In Traitor’s Purse, Allingham gets the pace and tension deliciously right, yet she wrote it in fragments in 1940, in between air raids – and created a wartime masterpiece
This is, I think, my favourite detective story. I return to it again and again, just as soon as I have forgotten enough to re-enter it. The novel has the most amazing plot of any thriller I know. It was written in 1940 at the beginning of the second world war and has an ingenious secret at its centre, which I am not going to give away in case there are still readers who can come to it as the surprise it should be. Allingham’s publishers queried the plausibility of the German plot she imagined – only to discover many years later that she had in fact imagined a secret that did really exist.

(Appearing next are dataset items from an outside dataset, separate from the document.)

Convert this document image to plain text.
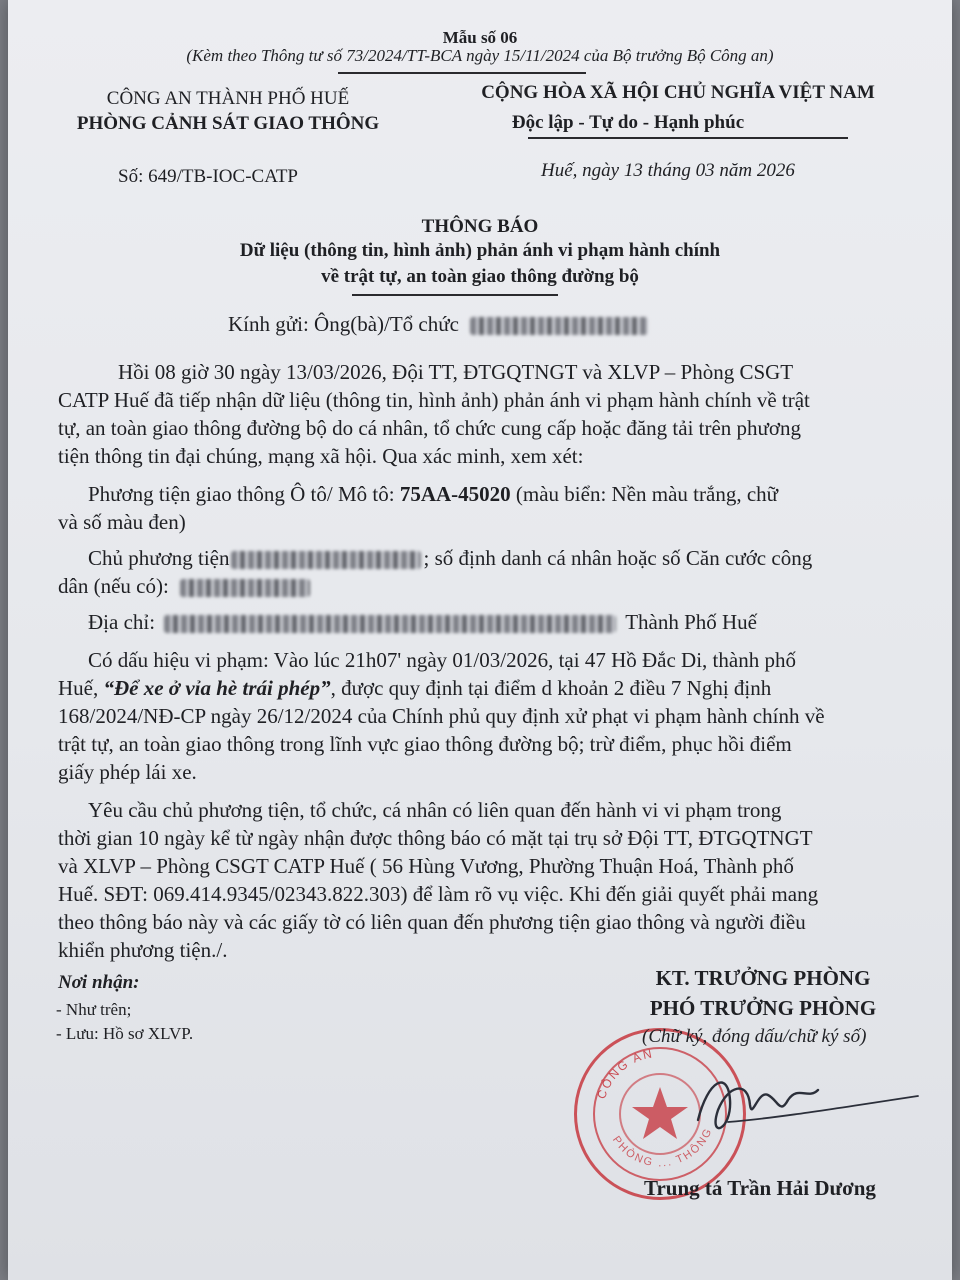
Mẫu số 06
(Kèm theo Thông tư số 73/2024/TT-BCA ngày 15/11/2024 của Bộ trưởng Bộ Công an)
CÔNG AN THÀNH PHỐ HUẾ
PHÒNG CẢNH SÁT GIAO THÔNG
CỘNG HÒA XÃ HỘI CHỦ NGHĨA VIỆT NAM
Độc lập - Tự do - Hạnh phúc
Số: 649/TB-IOC-CATP	Huế, ngày 13 tháng 03 năm 2026
THÔNG BÁO
Dữ liệu (thông tin, hình ảnh) phản ánh vi phạm hành chính
về trật tự, an toàn giao thông đường bộ
Kính gửi: Ông(bà)/Tổ chức
Hồi 08 giờ 30 ngày 13/03/2026, Đội TT, ĐTGQTNGT và XLVP – Phòng CSGT
CATP Huế đã tiếp nhận dữ liệu (thông tin, hình ảnh) phản ánh vi phạm hành chính về trật
tự, an toàn giao thông đường bộ do cá nhân, tổ chức cung cấp hoặc đăng tải trên phương
tiện thông tin đại chúng, mạng xã hội. Qua xác minh, xem xét:
Phương tiện giao thông Ô tô/ Mô tô: 75AA-45020 (màu biển: Nền màu trắng, chữ
và số màu đen)
Chủ phương tiện	; số định danh cá nhân hoặc số Căn cước công
dân (nếu có):
Địa chỉ:	Thành Phố Huế
Có dấu hiệu vi phạm: Vào lúc 21h07' ngày 01/03/2026, tại 47 Hồ Đắc Di, thành phố
Huế, “Để xe ở vỉa hè trái phép”, được quy định tại điểm d khoản 2 điều 7 Nghị định
168/2024/NĐ-CP ngày 26/12/2024 của Chính phủ quy định xử phạt vi phạm hành chính về
trật tự, an toàn giao thông trong lĩnh vực giao thông đường bộ; trừ điểm, phục hồi điểm
giấy phép lái xe.
Yêu cầu chủ phương tiện, tổ chức, cá nhân có liên quan đến hành vi vi phạm trong
thời gian 10 ngày kể từ ngày nhận được thông báo có mặt tại trụ sở Đội TT, ĐTGQTNGT
và XLVP – Phòng CSGT CATP Huế ( 56 Hùng Vương, Phường Thuận Hoá, Thành phố
Huế. SĐT: 069.414.9345/02343.822.303) để làm rõ vụ việc. Khi đến giải quyết phải mang
theo thông báo này và các giấy tờ có liên quan đến phương tiện giao thông và người điều
khiển phương tiện./.
Nơi nhận:
- Như trên;
- Lưu: Hồ sơ XLVP.
CÔNG AN
PHÒNG ... THÔNG
KT. TRƯỞNG PHÒNG
PHÓ TRƯỞNG PHÒNG
(Chữ ký, đóng dấu/chữ ký số)
Trung tá Trần Hải Dương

The story is not only staggering because of the secret. It is staggering because in the opening pages the urbane Mr Campion is discovered in a hospital, having completely – or almost completely – lost his memory. He knows only that he has to discover and prevent something monstrous, portentous and urgent. The combination of these two strands creates a tension that I’ve never experienced in any other book I have read. The story takes place in Allingham’s own world of the bizarre, the minutely weird, with queer and memorable names, all threaded into formal dinners and police procedures. When reading discussions of Allingham, I have been shocked to find her being criticised for failures of realism. She creates her strange worlds with their own odd structures alongside what we think of as real.